I need their respect, because my father isn’t going to live forever. In fact, I’m going to make sure he doesn’t.
Walking across the room to the bathroom, I pick up the curling iron to fix the little pieces that didn’t want to behave the first time.
“I’m going to take Linus to work now,” Callum reminds me, coming closer.
Linus and I have been fighting all day. It’s rare, but he hates when I do things that put me in danger. It’s a conversation we’ve been having for the past ten years. It’s nothing new.
Nodding, I fix my hair, my stomach twisting as it calls me a liar. I really want to talk to Linus, but he’s just as stubborn as I am.
“Do you want to come down to say goodbye?” he asks. I know he’s noticed the way Linus and I have been acting together.
I deactivate the voice feature when I talk to Linus, so the conversation doesn’t make much sense if someone walks by to “eavesdrop.” I have my alphas’ numbers. Sneaky little shits. I know they’ve been trying to figure out why he and I have been so on edge.
I have to do this. There’s no other way. Dad has to die, and I want to help find Alpha Miles. Maybe my father will slip up because I’m mute, forgetting I have a voice at all. Bret used to do this often, which is why I know so much about his business.

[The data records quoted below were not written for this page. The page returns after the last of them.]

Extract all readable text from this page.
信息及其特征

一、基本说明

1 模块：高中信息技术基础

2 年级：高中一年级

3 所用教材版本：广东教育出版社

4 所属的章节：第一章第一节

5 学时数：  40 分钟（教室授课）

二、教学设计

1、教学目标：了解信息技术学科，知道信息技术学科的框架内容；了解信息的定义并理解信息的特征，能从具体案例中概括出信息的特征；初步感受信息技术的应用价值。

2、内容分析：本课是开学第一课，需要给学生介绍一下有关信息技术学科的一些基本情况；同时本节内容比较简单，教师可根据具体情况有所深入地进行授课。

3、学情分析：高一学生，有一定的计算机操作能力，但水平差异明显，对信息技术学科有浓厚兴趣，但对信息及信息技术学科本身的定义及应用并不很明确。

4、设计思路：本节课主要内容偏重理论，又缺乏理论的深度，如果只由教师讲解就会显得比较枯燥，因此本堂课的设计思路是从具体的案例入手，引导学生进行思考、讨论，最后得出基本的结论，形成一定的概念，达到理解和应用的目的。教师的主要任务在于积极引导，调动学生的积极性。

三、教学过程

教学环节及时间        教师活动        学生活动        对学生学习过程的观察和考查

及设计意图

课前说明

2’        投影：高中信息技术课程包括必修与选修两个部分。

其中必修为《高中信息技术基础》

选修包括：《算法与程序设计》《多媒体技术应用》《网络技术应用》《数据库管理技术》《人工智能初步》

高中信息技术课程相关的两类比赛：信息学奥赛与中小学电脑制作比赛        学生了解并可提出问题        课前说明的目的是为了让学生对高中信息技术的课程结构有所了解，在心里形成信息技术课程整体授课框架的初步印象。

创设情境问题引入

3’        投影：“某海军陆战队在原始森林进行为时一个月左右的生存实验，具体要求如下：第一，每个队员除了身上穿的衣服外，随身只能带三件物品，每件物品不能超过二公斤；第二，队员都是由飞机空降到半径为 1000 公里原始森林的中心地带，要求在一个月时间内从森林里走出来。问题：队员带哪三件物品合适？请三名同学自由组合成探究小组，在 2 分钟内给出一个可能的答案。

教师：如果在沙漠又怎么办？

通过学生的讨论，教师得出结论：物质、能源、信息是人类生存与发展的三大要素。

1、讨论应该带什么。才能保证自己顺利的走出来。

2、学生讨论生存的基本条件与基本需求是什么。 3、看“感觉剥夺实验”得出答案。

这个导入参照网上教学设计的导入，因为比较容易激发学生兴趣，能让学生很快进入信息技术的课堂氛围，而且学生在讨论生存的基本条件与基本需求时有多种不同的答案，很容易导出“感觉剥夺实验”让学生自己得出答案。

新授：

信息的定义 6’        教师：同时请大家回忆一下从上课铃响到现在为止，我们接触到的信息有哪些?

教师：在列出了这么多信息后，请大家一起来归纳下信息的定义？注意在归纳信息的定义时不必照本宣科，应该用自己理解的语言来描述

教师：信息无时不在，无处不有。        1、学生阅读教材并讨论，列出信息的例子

Waiting for me to set the curler aside so he can crowd into my space, Callum wraps his arms around my waist, rubbing his face along my throat to scent mark me.
“You’re both so stubborn,” he murmurs. “Hopefully work keeps his mind busy. Make up with him when you get back, yeah?”
Well, making up is fun, and I smirk at him through my reflection in the mirror, nodding.
“And now my dick is hard from the promise in that smile,” he mutters. “I love you. Please be careful.”
My mouth drops open as he kisses my temple before slipping away. I know what I feel for Callum and Duncan, but somehow I wasn’t expecting either of them to feel the same.
Callum Kelly loves me.He never said that to me when I was younger, probably due to our age difference, yet I remember laying in bed wishing the Kelly brothers would love me. I feel as if my teenage angst and crush just came full circle.
Shaking my head at how love finds a way, I pick up an eyeliner pencil and line my eyes. My eyeshadow is done, I just needed to add the finishing touches. I even styled my special pins into my hair for added protection. Gazing at myself, I decide this is the best I’m going to look. My makeup reminds me of ‘natural glam’, which I did on purpose.
It’s just enough to irritate my father without others being able to say that I look like a whore. From the dress, makeup, to high heels, he’ll be chomping at the bit because I’m no longer a little girl, nor can I be controlled as such.